Continual Learning with Node-Importance based Adaptive Group Sparse Regularization

Part of Advances in Neural Information Processing Systems 33 (NeurIPS 2020)

AuthorFeedback Bibtex MetaReview Paper Review Supplemental

Authors

Sangwon Jung, Hongjoon Ahn, Sungmin Cha, Taesup Moon

Abstract

We propose a novel regularization-based continual learning method, dubbed as Adaptive Group Sparsity based Continual Learning (AGS-CL), using two group sparsity-based penalties. Our method selectively employs the two penalties when learning each neural network node based on its the importance, which is adaptively updated after learning each task. By utilizing the proximal gradient descent method, the exact sparsity and freezing of the model is guaranteed during the learning process, and thus, the learner explicitly controls the model capacity.
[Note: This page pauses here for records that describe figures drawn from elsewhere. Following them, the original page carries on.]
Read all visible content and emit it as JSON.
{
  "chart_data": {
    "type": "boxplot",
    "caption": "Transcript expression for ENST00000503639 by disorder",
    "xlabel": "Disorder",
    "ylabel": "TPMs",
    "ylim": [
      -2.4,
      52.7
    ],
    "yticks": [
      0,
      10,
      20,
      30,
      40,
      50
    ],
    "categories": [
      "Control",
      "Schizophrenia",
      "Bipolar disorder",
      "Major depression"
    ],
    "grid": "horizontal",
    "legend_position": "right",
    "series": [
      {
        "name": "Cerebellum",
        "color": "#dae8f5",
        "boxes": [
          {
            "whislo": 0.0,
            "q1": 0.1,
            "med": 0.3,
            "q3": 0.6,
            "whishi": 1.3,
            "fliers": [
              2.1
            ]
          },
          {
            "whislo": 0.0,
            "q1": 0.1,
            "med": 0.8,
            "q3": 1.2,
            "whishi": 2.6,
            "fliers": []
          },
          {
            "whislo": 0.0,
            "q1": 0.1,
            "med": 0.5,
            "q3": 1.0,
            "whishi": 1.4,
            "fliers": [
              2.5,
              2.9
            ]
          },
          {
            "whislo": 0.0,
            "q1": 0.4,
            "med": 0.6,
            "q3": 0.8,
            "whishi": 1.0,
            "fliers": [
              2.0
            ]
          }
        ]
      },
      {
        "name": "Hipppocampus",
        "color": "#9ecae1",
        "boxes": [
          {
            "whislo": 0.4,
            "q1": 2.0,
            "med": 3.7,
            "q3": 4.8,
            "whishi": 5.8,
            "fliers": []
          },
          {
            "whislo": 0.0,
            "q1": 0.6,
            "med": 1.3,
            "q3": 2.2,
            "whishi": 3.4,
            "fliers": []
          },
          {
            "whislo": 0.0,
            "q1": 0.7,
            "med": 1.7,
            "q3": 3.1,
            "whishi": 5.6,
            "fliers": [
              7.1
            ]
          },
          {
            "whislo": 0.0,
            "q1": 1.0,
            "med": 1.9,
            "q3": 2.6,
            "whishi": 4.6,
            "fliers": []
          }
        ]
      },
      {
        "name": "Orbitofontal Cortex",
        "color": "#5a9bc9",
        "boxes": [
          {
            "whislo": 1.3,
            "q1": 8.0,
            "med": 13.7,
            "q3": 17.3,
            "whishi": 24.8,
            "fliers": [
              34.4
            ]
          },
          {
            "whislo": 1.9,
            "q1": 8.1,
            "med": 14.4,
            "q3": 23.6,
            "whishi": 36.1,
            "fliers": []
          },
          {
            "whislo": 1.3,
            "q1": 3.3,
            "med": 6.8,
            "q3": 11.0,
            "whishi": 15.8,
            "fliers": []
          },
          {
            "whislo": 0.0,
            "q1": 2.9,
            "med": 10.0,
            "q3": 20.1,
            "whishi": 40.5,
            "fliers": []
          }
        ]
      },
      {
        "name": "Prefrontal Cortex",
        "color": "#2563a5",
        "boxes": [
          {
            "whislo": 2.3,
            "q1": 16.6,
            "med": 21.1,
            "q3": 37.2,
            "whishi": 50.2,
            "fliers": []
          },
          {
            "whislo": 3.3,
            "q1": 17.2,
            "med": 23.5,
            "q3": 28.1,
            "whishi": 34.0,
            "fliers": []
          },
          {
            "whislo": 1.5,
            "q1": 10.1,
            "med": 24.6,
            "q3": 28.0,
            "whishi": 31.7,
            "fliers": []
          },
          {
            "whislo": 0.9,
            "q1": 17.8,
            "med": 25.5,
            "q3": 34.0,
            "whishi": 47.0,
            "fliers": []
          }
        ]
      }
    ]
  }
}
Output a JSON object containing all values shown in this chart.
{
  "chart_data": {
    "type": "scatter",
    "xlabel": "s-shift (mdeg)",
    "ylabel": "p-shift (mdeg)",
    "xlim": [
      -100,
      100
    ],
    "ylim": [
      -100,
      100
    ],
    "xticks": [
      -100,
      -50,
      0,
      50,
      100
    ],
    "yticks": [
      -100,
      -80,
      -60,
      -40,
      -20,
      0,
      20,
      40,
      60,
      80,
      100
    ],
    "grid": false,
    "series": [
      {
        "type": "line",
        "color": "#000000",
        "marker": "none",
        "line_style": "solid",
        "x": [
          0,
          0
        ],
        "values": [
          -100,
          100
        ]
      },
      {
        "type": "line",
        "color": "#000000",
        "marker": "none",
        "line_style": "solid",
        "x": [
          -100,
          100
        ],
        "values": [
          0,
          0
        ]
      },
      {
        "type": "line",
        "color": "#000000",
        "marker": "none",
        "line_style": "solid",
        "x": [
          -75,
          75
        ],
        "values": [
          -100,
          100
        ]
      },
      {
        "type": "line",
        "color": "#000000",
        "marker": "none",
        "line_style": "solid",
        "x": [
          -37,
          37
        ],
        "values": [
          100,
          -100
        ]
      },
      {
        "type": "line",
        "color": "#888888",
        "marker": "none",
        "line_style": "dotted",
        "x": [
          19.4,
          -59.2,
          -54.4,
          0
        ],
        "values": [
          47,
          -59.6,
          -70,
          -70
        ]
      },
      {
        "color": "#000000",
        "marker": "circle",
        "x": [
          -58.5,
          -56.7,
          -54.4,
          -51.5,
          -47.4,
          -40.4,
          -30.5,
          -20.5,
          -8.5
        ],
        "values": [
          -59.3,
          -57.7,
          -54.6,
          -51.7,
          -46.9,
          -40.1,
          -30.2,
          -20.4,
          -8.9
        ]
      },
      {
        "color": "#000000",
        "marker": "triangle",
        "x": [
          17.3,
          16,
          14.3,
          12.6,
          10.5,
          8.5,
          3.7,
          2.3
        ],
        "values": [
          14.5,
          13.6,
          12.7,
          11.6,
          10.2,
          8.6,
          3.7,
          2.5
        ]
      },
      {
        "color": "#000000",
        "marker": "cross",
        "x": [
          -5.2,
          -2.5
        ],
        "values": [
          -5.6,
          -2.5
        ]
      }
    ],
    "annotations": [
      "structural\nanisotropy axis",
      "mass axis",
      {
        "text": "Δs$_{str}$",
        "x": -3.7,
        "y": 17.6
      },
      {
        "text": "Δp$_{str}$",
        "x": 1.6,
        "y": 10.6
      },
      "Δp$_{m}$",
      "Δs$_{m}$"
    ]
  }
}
Furthermore, as a critical detail, we re-initialize the weights associated with unimportant nodes after learning each task in order to facilitate efficient learning and prevent the negative transfer. Throughout the extensive experimental results, we show that our AGS-CL uses orders of magnitude less memory space for storing the regularization parameters, and it significantly outperforms several state-of-the-art baselines on representative benchmarks for both supervised and reinforcement learning.